Philippe aurait préféré établir des impôts réguliers. Il l'essaya sans beaucoup de succès. Il établit sur les biens fonds l'impôt du centième, puis du

cinquantième; mais les villes qui ont acheté l'exemption d'impôt se révoltent. Le nom de maltôte (mala tolta, taille mal assise) fut la condamnation de cet impôt. Il inventa alors la gabelle; il établit un droit sur la vente des denrées, et un autre de sept deniers par livre sur tout commerce avec l'étranger. Mais il ne pouvait pas vivre avec ce qu'il prenait au tiers état; il essaya donc de soumettre à l'impôt les terres nobles; toute sa vie il chercha et parvint à tirer de l'argent du clergé.

AGRANDISSEMENT DU DOMAINE ROYAL.

Philippe avait apporté à la couronne la Champagne et la Navarre. Il chercha à s'agrandir au midi et au nord; il acheta Montpellier et le Querci; il acquit Valenciennes, et une manœuvre habile mit entre ses mains la Guyenne. Les Gascons exerçaient la piraterie aux dépens des Normands; Édouard Ier fut sommé de comparaître devant le tribunal des pairs pour répondre des actes de ses sujets. On convint que pour la forme le roi de France opérerait la saisie de la Guyenne. Philippe la prit et la garda.

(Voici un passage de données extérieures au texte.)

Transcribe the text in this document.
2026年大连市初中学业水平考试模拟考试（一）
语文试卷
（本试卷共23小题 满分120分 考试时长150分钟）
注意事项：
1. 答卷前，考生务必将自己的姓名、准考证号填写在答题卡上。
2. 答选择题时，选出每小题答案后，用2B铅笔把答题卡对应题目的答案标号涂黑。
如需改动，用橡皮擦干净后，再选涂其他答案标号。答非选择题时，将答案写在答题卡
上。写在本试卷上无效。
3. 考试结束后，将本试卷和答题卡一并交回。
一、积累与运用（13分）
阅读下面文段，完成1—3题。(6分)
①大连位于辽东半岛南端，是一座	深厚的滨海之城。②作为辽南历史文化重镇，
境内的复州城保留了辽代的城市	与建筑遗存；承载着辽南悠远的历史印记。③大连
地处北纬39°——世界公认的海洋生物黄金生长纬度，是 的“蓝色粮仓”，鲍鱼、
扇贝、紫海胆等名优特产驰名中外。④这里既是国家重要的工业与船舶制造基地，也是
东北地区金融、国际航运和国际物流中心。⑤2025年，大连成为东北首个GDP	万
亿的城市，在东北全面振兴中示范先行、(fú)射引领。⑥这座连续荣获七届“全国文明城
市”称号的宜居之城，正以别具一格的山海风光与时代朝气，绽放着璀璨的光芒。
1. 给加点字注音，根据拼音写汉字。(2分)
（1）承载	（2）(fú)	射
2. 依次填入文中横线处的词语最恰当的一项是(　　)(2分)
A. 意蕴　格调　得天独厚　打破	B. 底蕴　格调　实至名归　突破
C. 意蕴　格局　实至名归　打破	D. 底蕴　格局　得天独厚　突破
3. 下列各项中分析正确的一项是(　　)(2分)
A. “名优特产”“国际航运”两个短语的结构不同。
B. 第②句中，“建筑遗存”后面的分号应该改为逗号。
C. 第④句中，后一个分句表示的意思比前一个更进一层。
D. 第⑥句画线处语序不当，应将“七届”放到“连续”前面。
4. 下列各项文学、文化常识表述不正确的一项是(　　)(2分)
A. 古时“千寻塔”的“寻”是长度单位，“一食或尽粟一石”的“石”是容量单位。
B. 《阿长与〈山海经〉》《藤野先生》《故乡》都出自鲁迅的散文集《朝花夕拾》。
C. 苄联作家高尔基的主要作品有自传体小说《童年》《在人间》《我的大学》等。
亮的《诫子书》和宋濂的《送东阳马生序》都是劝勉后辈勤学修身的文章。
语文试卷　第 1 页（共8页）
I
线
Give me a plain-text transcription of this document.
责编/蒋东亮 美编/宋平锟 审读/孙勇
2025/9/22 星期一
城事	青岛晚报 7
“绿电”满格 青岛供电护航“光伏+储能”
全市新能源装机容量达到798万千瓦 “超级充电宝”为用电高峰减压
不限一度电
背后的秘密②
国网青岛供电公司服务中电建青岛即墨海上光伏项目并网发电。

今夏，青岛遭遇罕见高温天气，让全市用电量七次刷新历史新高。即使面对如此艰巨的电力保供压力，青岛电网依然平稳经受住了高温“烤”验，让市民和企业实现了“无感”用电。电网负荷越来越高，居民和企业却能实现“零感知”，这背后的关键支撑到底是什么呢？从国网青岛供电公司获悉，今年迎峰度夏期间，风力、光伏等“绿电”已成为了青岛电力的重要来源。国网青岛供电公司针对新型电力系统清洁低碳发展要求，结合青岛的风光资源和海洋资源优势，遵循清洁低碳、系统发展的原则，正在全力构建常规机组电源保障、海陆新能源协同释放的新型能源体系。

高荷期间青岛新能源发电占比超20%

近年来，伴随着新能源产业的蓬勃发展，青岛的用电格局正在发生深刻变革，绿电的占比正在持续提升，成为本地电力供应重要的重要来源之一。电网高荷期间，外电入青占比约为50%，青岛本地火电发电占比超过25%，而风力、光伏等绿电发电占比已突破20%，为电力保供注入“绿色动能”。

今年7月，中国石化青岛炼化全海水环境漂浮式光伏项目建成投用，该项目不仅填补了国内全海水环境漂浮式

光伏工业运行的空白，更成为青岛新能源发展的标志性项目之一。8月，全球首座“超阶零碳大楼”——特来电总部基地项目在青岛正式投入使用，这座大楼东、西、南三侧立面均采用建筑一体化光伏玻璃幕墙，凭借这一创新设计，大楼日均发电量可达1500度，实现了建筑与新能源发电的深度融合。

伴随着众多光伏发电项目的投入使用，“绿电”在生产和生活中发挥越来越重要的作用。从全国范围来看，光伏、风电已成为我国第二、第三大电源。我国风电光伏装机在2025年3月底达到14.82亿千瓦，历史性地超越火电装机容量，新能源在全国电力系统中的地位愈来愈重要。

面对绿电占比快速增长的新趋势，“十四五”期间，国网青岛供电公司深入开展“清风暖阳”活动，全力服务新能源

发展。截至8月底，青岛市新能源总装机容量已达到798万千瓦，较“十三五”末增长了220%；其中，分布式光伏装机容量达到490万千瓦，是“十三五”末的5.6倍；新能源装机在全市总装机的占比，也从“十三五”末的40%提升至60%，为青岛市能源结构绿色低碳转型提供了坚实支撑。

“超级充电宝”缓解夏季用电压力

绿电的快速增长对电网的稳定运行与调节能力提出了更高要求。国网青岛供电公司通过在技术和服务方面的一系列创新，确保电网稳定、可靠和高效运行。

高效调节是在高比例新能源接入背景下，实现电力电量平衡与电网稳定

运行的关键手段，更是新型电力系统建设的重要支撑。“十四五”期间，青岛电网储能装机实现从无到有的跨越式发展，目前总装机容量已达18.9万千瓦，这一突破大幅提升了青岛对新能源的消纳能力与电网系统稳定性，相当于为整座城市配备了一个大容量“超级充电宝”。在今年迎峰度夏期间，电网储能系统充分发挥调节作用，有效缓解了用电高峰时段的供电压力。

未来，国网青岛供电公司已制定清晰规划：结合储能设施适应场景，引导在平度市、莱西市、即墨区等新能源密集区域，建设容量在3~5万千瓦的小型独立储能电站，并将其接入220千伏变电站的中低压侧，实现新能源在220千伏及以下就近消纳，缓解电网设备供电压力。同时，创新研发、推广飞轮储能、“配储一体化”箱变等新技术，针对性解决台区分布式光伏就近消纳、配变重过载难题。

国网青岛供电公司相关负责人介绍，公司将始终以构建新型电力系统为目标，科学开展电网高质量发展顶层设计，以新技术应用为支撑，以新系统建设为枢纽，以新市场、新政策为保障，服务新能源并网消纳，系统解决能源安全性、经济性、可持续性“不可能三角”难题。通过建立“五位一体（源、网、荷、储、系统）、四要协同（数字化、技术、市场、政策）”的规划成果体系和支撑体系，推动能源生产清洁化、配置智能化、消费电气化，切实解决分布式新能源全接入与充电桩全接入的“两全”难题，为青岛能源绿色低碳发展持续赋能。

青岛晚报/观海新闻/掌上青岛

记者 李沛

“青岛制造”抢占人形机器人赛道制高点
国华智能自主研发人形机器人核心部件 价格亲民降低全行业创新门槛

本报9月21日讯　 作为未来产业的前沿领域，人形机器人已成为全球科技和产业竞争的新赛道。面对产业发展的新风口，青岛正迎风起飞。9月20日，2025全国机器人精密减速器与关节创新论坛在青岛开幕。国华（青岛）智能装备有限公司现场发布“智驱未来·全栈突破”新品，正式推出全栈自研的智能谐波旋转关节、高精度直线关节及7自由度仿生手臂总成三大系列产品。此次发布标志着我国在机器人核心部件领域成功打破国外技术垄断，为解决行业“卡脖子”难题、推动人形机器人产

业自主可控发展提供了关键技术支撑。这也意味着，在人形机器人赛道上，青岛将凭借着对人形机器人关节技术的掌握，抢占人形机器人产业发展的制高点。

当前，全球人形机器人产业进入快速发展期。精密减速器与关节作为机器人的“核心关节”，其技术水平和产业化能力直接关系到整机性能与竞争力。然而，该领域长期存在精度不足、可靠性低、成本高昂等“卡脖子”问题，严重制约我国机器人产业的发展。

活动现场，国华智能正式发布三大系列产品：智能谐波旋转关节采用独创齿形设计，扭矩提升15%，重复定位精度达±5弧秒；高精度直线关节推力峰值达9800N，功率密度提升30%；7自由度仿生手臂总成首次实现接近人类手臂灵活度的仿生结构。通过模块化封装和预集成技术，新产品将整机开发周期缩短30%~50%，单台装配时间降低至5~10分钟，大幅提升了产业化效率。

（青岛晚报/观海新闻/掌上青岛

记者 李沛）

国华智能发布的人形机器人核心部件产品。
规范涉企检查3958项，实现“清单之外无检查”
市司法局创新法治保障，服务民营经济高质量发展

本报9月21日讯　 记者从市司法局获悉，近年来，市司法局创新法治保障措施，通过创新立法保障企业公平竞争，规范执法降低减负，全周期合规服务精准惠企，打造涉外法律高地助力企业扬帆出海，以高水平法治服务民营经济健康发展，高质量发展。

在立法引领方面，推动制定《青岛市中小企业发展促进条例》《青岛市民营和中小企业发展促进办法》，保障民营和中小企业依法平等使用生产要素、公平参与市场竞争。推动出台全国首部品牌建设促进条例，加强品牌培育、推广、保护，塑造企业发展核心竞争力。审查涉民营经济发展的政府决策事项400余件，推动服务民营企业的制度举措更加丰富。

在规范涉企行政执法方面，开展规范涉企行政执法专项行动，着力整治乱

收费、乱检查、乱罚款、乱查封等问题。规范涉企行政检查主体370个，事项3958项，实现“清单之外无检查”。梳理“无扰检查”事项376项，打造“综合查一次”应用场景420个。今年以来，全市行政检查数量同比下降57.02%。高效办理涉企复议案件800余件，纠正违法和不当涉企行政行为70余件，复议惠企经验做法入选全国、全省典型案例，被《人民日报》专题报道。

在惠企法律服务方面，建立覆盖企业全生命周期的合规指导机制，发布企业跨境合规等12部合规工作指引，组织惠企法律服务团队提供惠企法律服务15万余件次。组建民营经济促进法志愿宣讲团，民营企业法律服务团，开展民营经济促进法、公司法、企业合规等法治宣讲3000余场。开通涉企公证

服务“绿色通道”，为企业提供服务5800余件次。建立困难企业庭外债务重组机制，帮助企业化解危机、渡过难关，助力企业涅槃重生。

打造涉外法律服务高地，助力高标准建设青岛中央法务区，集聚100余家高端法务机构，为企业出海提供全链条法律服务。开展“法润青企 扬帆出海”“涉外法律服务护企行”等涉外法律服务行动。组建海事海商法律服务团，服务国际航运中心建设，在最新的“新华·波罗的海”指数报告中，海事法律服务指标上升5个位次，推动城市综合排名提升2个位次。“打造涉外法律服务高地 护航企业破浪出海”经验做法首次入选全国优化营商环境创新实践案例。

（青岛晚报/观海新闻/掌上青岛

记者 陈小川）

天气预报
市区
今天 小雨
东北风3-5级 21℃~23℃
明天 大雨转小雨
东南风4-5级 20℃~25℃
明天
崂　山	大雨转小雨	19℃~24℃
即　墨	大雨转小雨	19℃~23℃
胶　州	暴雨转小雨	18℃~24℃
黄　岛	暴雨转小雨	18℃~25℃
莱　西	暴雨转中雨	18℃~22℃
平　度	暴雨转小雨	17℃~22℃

Les Flamands étaient en querelle avec leur comte, Gui de Dampierre. Ils s'adressèrent au roi de France, qui, en sa qualité de suzerain, avait autorité sur leur seigneur. Philippe convoitait la Flandre; la possession d'un si riche pays aurait doublé sa puissance. Il entra avec ardeur dans les affaires de Flandre, cherchant à diviser à tout jamais les Flamands et le comte, pour devenir maître de ce pays.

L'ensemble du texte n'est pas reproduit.